N’oublions pas qu’en 2022, le FMI estimait la dette cachée de la Chine à 8300 milliards soit 48% du PIB chinois. Tandis que Goldman Sachs a évalué cette dette cachée à 23 000 milliards selon un article de Bloomberg.
Et même si les géants de Wall Street et la City sont en train d’opérer à une réorientation des flux d’investissement vers la Chine, car pour l’instant l’économie la plus productive, le cataclysme financier touchera bien le tigre de papier.
C’est donc dans ce contexte que le Fonds Monétaire International a communiqué, il y a quelques semaines sur le lancement de sa propre monnaie numérique (programmable) à destination des États membres via le Digital Currency Monetary Authority, un certain Unicoin.
Mais cette tendance d’adoption massive et les communications importantes autour des CBDC risquent encore de s’accélérer à l’approche de l’été.
L’inflation, la crise de la dette (épisode du plafond de la dette américaine), la fin de l’accalmie sur les matières premières, etc. vont à coup sûr permettre aux banquiers centraux de présenter et d’imposer cet outil de domination ultime comme panacée à tous les problèmes.
Néanmoins, même si ce phénomène est mondial, car orchestré par la Banque des Règlements Internationaux de Bâle, il existe des différences notables dans les stratégies et dans la temporalité concernant l’adoption de ces nouvelles monnaies 3.0 (structurées sur la base de la Blockchain).
Selon la Banque des Règlements Internationaux (BRI), plus de 85 % du total des banques centrales dans le monde ont déjà indiqué travailler ou avoir l’intention de travailler à court terme sur un projet de monnaie numérique.
En cette fin de printemps 2023 et avant peut-être un grand évènement de sidération, il semble donc important d’effectuer une synthèse et une compilation des informations sur l’avancement des grands projets de CBDC à travers le monde.
Tour d’horizon : Les BRICS
Commençons d’abord par nous intéresser aux États membres des BRICS, pour comprendre que la mise en place de cet outil au service du Nouvel Ordre Mondial, concerne tout le monde.

Le point sur la Russie
L’exemple russe mérite d’être étudié en premier.
Ainsi, depuis 2018, la banque centrale avance sur un projet de rouble numérique et a lancé dès 2019 des tests avec des banques nationales.
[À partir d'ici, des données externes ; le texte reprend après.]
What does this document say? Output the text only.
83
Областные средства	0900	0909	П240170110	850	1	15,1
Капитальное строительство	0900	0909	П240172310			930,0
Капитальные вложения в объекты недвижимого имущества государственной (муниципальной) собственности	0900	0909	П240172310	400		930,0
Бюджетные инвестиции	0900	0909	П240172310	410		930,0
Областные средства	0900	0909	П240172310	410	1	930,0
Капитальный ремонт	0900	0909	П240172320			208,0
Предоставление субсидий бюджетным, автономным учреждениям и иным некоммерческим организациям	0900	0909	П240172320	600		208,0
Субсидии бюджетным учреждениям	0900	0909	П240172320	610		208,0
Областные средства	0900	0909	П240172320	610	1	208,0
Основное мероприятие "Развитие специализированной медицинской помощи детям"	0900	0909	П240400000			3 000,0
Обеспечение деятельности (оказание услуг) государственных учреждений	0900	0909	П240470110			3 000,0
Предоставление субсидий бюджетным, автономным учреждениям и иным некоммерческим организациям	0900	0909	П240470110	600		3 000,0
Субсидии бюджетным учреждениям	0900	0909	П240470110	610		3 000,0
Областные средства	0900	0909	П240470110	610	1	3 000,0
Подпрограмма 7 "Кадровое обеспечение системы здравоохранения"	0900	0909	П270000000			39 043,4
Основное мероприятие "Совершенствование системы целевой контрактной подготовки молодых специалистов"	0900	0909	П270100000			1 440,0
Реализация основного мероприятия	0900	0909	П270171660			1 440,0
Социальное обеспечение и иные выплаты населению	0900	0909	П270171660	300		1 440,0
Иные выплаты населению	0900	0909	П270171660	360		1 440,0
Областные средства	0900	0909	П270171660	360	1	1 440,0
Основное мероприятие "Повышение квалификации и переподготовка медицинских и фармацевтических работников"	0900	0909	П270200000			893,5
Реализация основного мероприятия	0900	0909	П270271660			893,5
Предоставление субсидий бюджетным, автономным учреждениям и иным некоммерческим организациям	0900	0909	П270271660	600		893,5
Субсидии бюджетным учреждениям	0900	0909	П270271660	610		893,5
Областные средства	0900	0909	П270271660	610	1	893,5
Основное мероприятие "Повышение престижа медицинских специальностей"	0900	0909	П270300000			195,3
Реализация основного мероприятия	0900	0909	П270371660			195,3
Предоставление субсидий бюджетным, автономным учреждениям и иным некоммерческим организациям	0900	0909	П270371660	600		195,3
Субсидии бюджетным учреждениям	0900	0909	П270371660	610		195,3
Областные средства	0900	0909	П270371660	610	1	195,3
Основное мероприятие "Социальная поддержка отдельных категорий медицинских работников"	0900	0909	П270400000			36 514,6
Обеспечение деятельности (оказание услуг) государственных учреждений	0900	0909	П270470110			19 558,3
L’objectif initial était de contourner les infrastructures internationales, notamment le réseau sécurisé Swift (qui s’est depuis tiré une balle dans le pied avec les sanctions américaines et occidentales de 2022 relatives au conflit Russo-Ukrainien).
En avril 2021, six mois après une première lettre consultative auprès du secteur financier local, l’autorité monétaire russe avait annoncé travailler sur un prototype de « rouble numérique », appartenant à la famille des monnaies numériques de banques centrales.
L’année suivante en 2022, le gouvernement russe a continué à déclarer que sa monnaie numérique de banque centrale (CBDC) pourrait être émise avant la fin de 2023.
Selon le média Lenta.ru :
« 19 banques russes travaillent actuellement avec la Banque centrale sur la dernière phase de test du rouble numérique. »
Dans le contexte de guerre contre le bloc transatlantique, Moscou veut accélérer le déploiement de sa CBDC dans le but de substituer l’utilisation du dollar américain dans ses transactions internationales.
D’ailleurs, c’est le ministre des Finances, Anton Siluanov, qui avait déclaré que le rouble numérique serait « mis en circulation avant la fin de 2023« .
Néanmoins les modalités du déploiement n’ont pas été dévoilées. Et à l’heure actuelle, il n’existe pas d’information précise sur un éventuel déploiement sur l’ensemble du territoire national ou en plusieurs étapes, à la manière chinoise.
Dans ses déclarations, Siluanov semblait confiant sur la capacité de l’institution monétaire russe à parvenir à mener à bien cette mission :
« La Banque centrale a déjà lancé un pilote cette année. Et d’ici la fin de l’année, après l’adoption de la législation pertinente, elle mettra en circulation le rouble numérique. Il a également expliqué que le rouble numérique deviendrait un outil « transparent et fiable » permettant aux utilisateurs « de suivre toutes les transactions et de surveiller les dépenses ». Mais prioritairement il semble que le rouble numérique soit « utilisé pour les règlements transfrontaliers ». Cette démarche s’inclut dans un processus qui « exclurait l’ingérence de parties hostiles dans les transactions avec des partenaires », a affirmé le ministre.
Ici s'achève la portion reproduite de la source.